The effects of wing flexibility on the generation of aerodynamic forces by a hawkmoth wing model executing hovering hawkmoth flapping motion and a simple harmonic motion have been investigated. Hawkmoth motion was conducted at Re = 7,254 and reduced frequency of 0.26, while simple harmonic flapping motion at Re = 7,800 and 11,700, and reduced frequency of 0.25. The measured forces and the associated vortex structures for a rigid wing are used as the benchmark case for the flexible wings. Flow visualization results of the rigid wing show that a vortex loop is generated during each stroke of flapping motion, regardless of whether it is the hawkmoth motion or a simple harmonic motion. However, the strength of the vortex loop is kinematics dependent, which in turn affects force generation. On the other hand, the remnant of the vortices generated in previous strokes does not have significant influence on the force generation. Our results further show that, provided wing stiffness constant does not fall below some “critical” value, flexible wing can generate lift and drag coefficients of comparable values to those of a rigid wing executing hawkmoth flapping motion, but slightly less than the rigid wing when undergoing simple harmonic motion. Below the “critical” stiffness constant, there is a drastic drop in the lift and drag coefficients as the wing becomes more susceptible to severe bending during flapping. This finding suggests that while flexible wing may have a practical advantage of being light weight (particularly in MAV application), too flexible a wing can cause deterioration in the aerodynamic performance. For the flow parameters considered here, our study also shows that Reynolds number (7,800 ≤ Re ≤ 11,700) does not have significant influence on the force generation. Whilst the lift and drag coefficients computed by Aono and Liu (2008) for a hawkmoth wing undergoing hawkmoth flapping motion are broadly in agreement with our experimental results in terms of their overall trend, there are some noticeable differences in the details. The reason for the discrepancy remains unclear.

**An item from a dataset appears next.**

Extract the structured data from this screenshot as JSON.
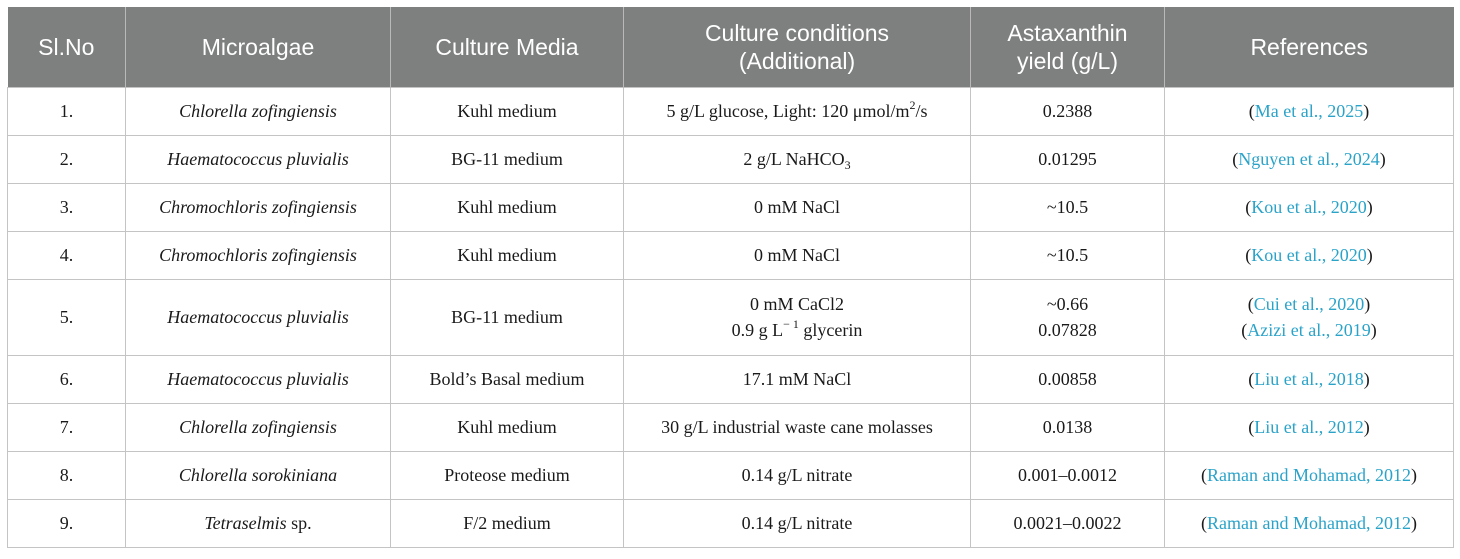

In closing, we reiterate that although hawkmoth wing model and flapping motion are used in the present study, they are not mimicking a real hawkmoth insect because the structural properties of the real wing are significantly more complex to model experimentally. The hawkmoth wing and kinematics are used only as a mean to an end, and at the same time to provide benchmark experimental database for numerical validation.